About the author
I build tools for languages, with a particular emphasis on the many languages that are usually excluded from today’s knowledge and technology resources. I was raised in the rural American state of Vermont, originally thinking I’d follow my mother and grandfather into mathematics. Visiting India as a teenager, though, I witnessed deprivation on a scale I had never imagined. I made poverty the focus of my studies, first for a BA at Columbia in New York, and then 9 years for a PhD at Yale. My anthropology research examined why people stay poor despite decades of well-intended development programs (here’s the abstract and here’s the text). Having spent summers milking cows in the countryside, I was attracted to do my field research in the remote highlands of southern Tanzania, where…

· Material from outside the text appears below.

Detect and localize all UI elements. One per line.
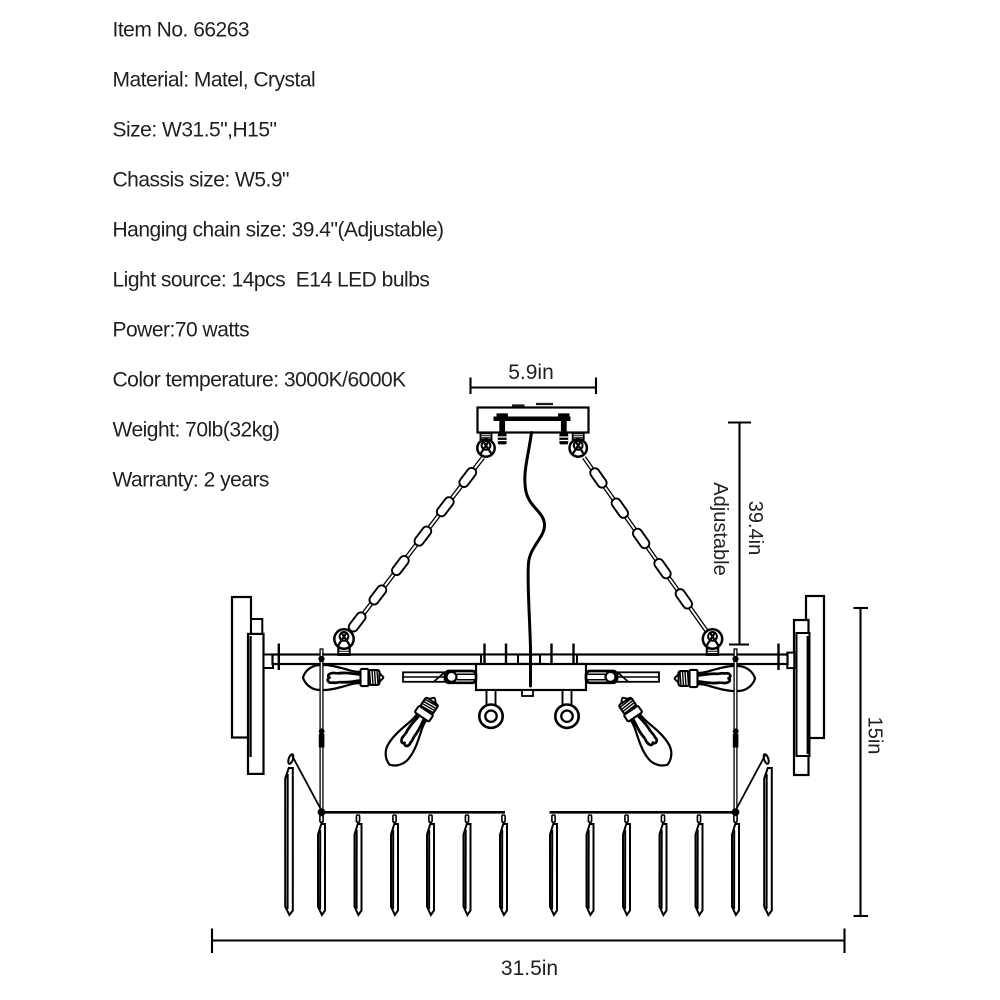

… I needed to speak Swahili if I was going to speak at all. To learn Swahili, I needed a dictionary – or “kamusi”, as it is called in Swahili. The best available was antiquated and difficult to use. Why not divide the alphabet into chunks and use this new thing called “the internet” to get a bunch of people to write a new dictionary together, I thought? This was 1994 – screens were green, disks were floppy, and modems trickled signal over telephone lines. I found the roughly 30 people in the world who both spoke Swahili and had email, and the Kamusi Project was born.
After a while, we tried cloning the project for the Yoruba language of Nigeria, and it was a disaster because the languages were too dissimilar. So when another language joined in, we dug deep into figuring out how to make a model that genuinely worked for more than a single language pair. It turned out that going from two languages to three was perniciously complicated, but the jump from three to four was a relatively straightforward extension of the new logic. And if four, why not five? If five, why not all 2000 African languages? If Africa, why not the rest of the world?

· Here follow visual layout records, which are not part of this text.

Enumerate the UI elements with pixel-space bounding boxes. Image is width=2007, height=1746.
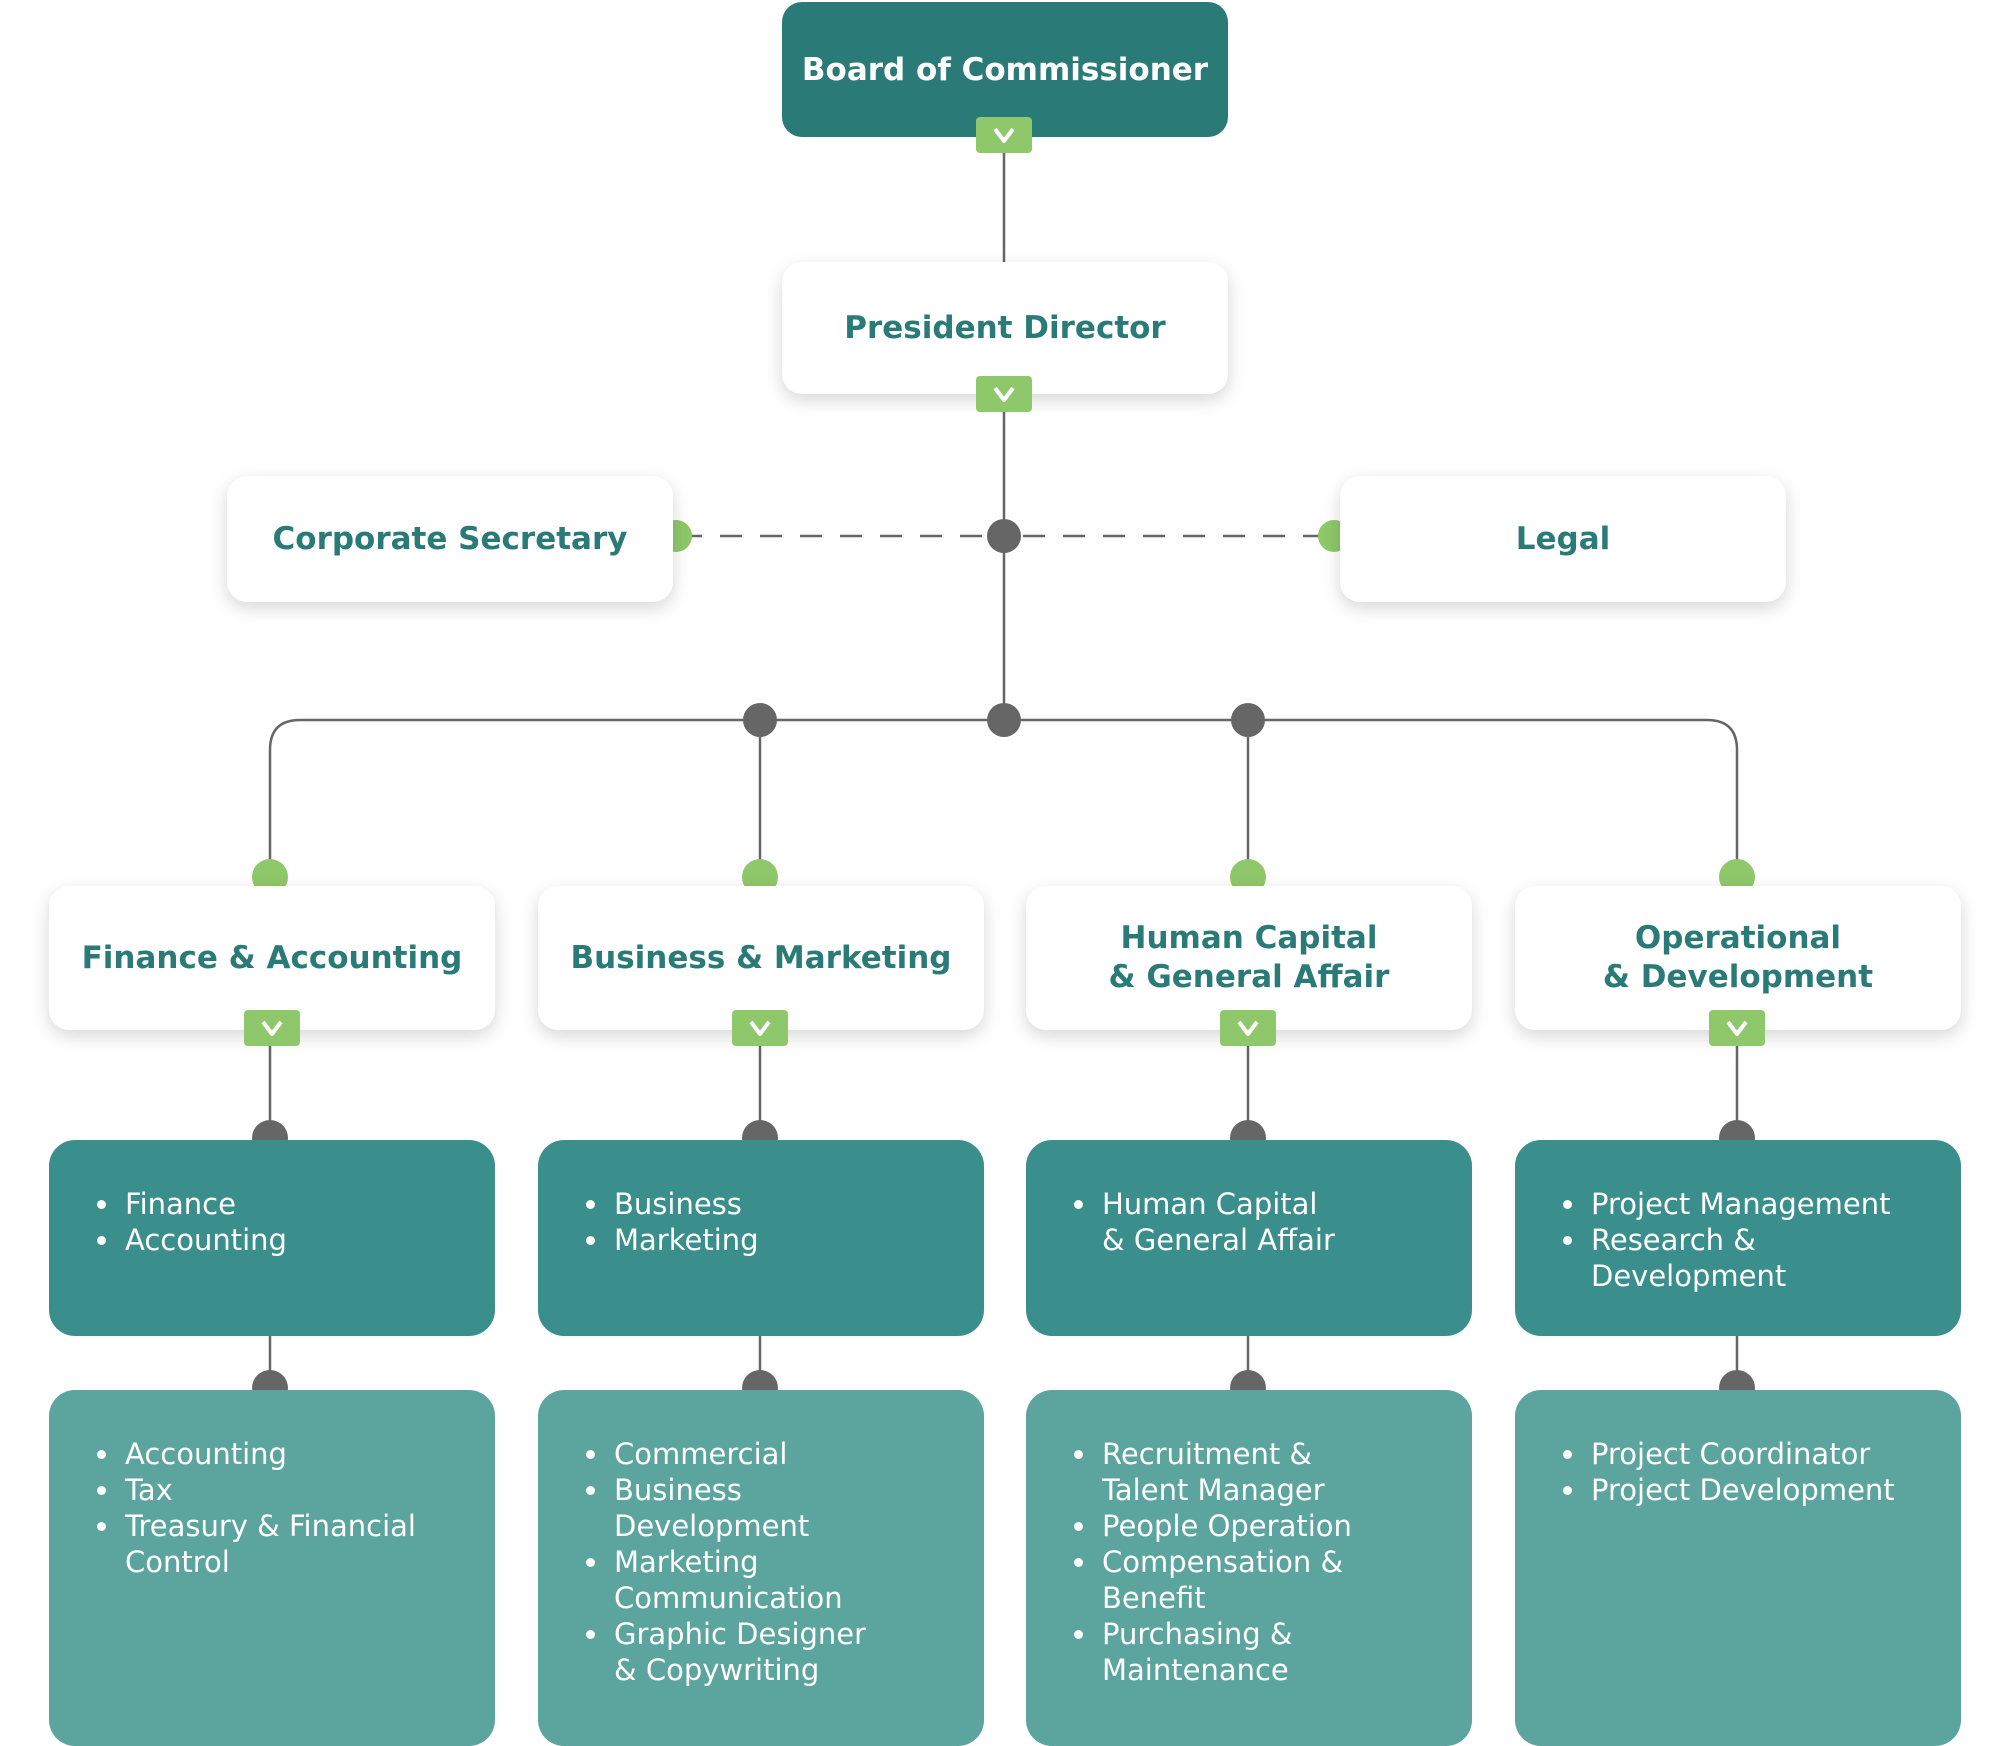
expand-badge[interactable]: [732, 1010, 788, 1046]
junction-node: [987, 519, 1021, 553]
department-box: Finance & Accounting: [49, 886, 495, 1030]
staff-left-title: Corporate Secretary: [272, 520, 628, 557]
expand-badge[interactable]: [976, 376, 1032, 412]
role-item: Recruitment & Talent Manager: [1070, 1436, 1452, 1508]
department-title: Finance & Accounting: [81, 939, 463, 976]
unit-item: Project Management: [1559, 1186, 1941, 1222]
unit-item: Business: [582, 1186, 964, 1222]
staff-right-title: Legal: [1515, 520, 1611, 557]
unit-item: Human Capital & General Affair: [1070, 1186, 1452, 1258]
role-item: Tax: [93, 1472, 475, 1508]
chevron-down-icon: [1237, 1020, 1259, 1036]
expand-badge[interactable]: [1220, 1010, 1276, 1046]
department-title: Operational & Development: [1602, 920, 1874, 995]
president-title: President Director: [844, 309, 1166, 346]
chevron-down-icon: [261, 1020, 283, 1036]
unit-panel: Finance Accounting: [49, 1140, 495, 1336]
unit-panel: Human Capital & General Affair: [1026, 1140, 1472, 1336]
role-panel: Recruitment & Talent Manager People Oper…: [1026, 1390, 1472, 1746]
role-item: Treasury & Financial Control: [93, 1508, 475, 1580]
unit-item: Accounting: [93, 1222, 475, 1258]
role-item: Compensation & Benefit: [1070, 1544, 1452, 1616]
junction-node: [1231, 703, 1265, 737]
role-item: Project Development: [1559, 1472, 1941, 1508]
unit-panel: Business Marketing: [538, 1140, 984, 1336]
role-panel: Project Coordinator Project Development: [1515, 1390, 1961, 1746]
expand-badge[interactable]: [976, 117, 1032, 153]
chevron-down-icon: [993, 386, 1015, 402]
unit-item: Finance: [93, 1186, 475, 1222]
junction-node: [743, 703, 777, 737]
junction-node: [987, 703, 1021, 737]
chevron-down-icon: [993, 127, 1015, 143]
president-director-box: President Director: [782, 262, 1228, 394]
role-item: Graphic Designer & Copywriting: [582, 1616, 964, 1688]
expand-badge[interactable]: [1709, 1010, 1765, 1046]
board-title: Board of Commissioner: [801, 51, 1209, 88]
department-title: Human Capital & General Affair: [1108, 920, 1390, 995]
board-of-commissioner-box: Board of Commissioner: [782, 2, 1228, 137]
unit-panel: Project Management Research & Developmen…: [1515, 1140, 1961, 1336]
chevron-down-icon: [1726, 1020, 1748, 1036]
department-box: Human Capital & General Affair: [1026, 886, 1472, 1030]
chevron-down-icon: [749, 1020, 771, 1036]
role-item: Accounting: [93, 1436, 475, 1472]
legal-box: Legal: [1340, 476, 1786, 602]
unit-item: Marketing: [582, 1222, 964, 1258]
role-item: Business Development: [582, 1472, 964, 1544]
department-title: Business & Marketing: [570, 939, 952, 976]
role-item: Purchasing & Maintenance: [1070, 1616, 1452, 1688]
department-box: Business & Marketing: [538, 886, 984, 1030]
role-item: Project Coordinator: [1559, 1436, 1941, 1472]
role-panel: Commercial Business Development Marketin…: [538, 1390, 984, 1746]
role-panel: Accounting Tax Treasury & Financial Cont…: [49, 1390, 495, 1746]
role-item: People Operation: [1070, 1508, 1452, 1544]
expand-badge[interactable]: [244, 1010, 300, 1046]
role-item: Marketing Communication: [582, 1544, 964, 1616]
corporate-secretary-box: Corporate Secretary: [227, 476, 673, 602]
role-item: Commercial: [582, 1436, 964, 1472]
department-box: Operational & Development: [1515, 886, 1961, 1030]
unit-item: Research & Development: [1559, 1222, 1941, 1294]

I’ve made some big mistakes as I’ve pushed forward on Kamusi. First, I concentrated on Swahili and other African languages, which can’t pay for themselves and don’t interest foundations and government agencies in the slightest. Second, I forgot to become a dot.com millionaire before setting out, and third, I neglected to put any time into the monetization potential of a central unified linguistic data repository. And, I totally failed to move to Silicon Valley. So the project has moved forward in fits and bursts, with sporadic bits of funding, a lot of effort from students and volunteers, and a new approach to digitizing the world’s languages that will, I hope, begin to make a difference in the very near future.

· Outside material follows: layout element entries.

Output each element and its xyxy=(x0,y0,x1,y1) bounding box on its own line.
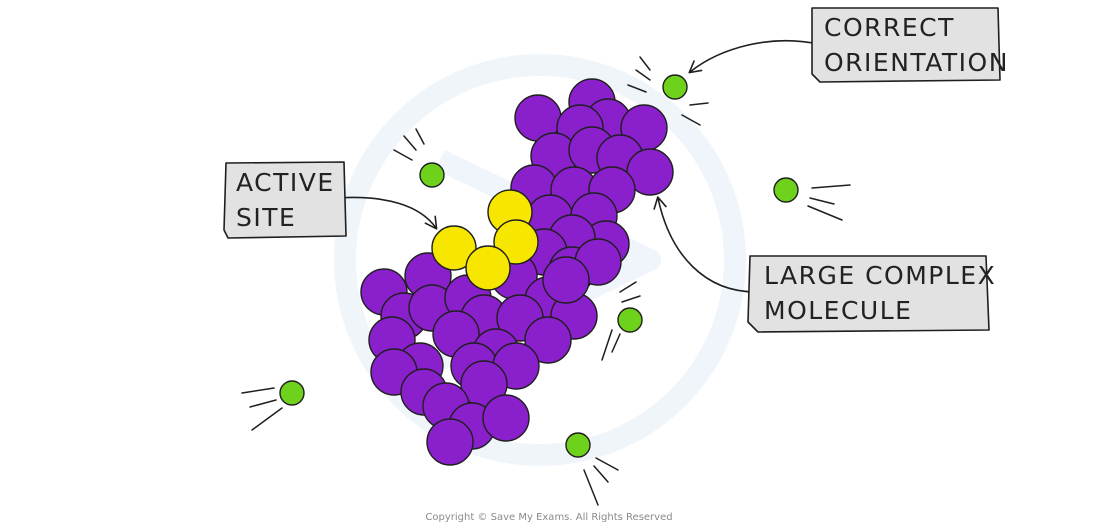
motion-line xyxy=(393,149,413,161)
substrate-particle xyxy=(565,432,591,458)
motion-line xyxy=(593,465,609,483)
tag-large-complex-molecule-line2: MOLECULE xyxy=(764,296,912,325)
substrate-particle xyxy=(617,307,643,333)
tag-active-site-line1: ACTIVE xyxy=(236,168,335,197)
motion-line xyxy=(807,205,843,221)
substrate-particle xyxy=(279,380,305,406)
motion-line xyxy=(689,102,709,106)
arrow-active-site xyxy=(336,196,438,230)
motion-line xyxy=(601,329,613,361)
motion-line xyxy=(619,281,637,293)
motion-line xyxy=(583,469,599,506)
molecule-atom xyxy=(524,316,572,364)
tag-correct-orientation: CORRECT ORIENTATION xyxy=(811,7,1009,83)
motion-line xyxy=(241,387,275,394)
motion-line xyxy=(415,128,425,145)
motion-line xyxy=(595,457,619,471)
molecule-atom xyxy=(426,418,474,466)
tag-large-complex-molecule: LARGE COMPLEX MOLECULE xyxy=(747,255,996,333)
tag-correct-orientation-line1: CORRECT xyxy=(824,13,955,42)
tag-active-site-line2: SITE xyxy=(236,203,296,232)
copyright-notice: Copyright © Save My Exams. All Rights Re… xyxy=(425,512,672,523)
motion-line xyxy=(249,399,277,408)
arrow-large-complex-molecule xyxy=(653,196,757,293)
tag-large-complex-molecule-line1: LARGE COMPLEX xyxy=(764,261,996,290)
motion-line xyxy=(403,135,417,151)
active-site-atom xyxy=(431,225,477,271)
motion-line xyxy=(811,184,851,189)
motion-line xyxy=(621,295,641,303)
large-complex-molecule xyxy=(360,78,674,466)
molecule-atom xyxy=(542,256,590,304)
motion-line xyxy=(681,114,701,126)
motion-line xyxy=(639,56,651,71)
motion-line xyxy=(627,84,647,93)
motion-line xyxy=(611,333,621,353)
motion-line xyxy=(635,69,651,81)
substrate-particle xyxy=(662,74,688,100)
substrate-particles xyxy=(241,56,851,506)
tag-active-site: ACTIVE SITE xyxy=(223,161,347,239)
motion-line xyxy=(251,407,283,431)
active-site-atom xyxy=(465,245,511,291)
motion-line xyxy=(809,197,835,205)
substrate-particle xyxy=(773,177,799,203)
arrow-correct-orientation xyxy=(688,39,819,74)
molecule-atom xyxy=(482,394,530,442)
substrate-particle xyxy=(419,162,445,188)
tag-correct-orientation-line2: ORIENTATION xyxy=(824,48,1009,77)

I moved to Switzerland in 2007 for family reasons, and enjoy raising my daughter away from the threat of gun violence experienced in the US. Working through Kamusi, now an independent, non-profit NGO registered in the State of Delaware (501(c)(3)) and the Canton of Vaud, and also for several years at the Swiss Federal Institute of Technology in Lausanne (the LSIR lab at EPFL and now part of the EdTech Collider), I spend my days designing ways to gather data from all 7000 languages, and exploring new ways to deploy that linguistic knowledge within cutting-edge technology.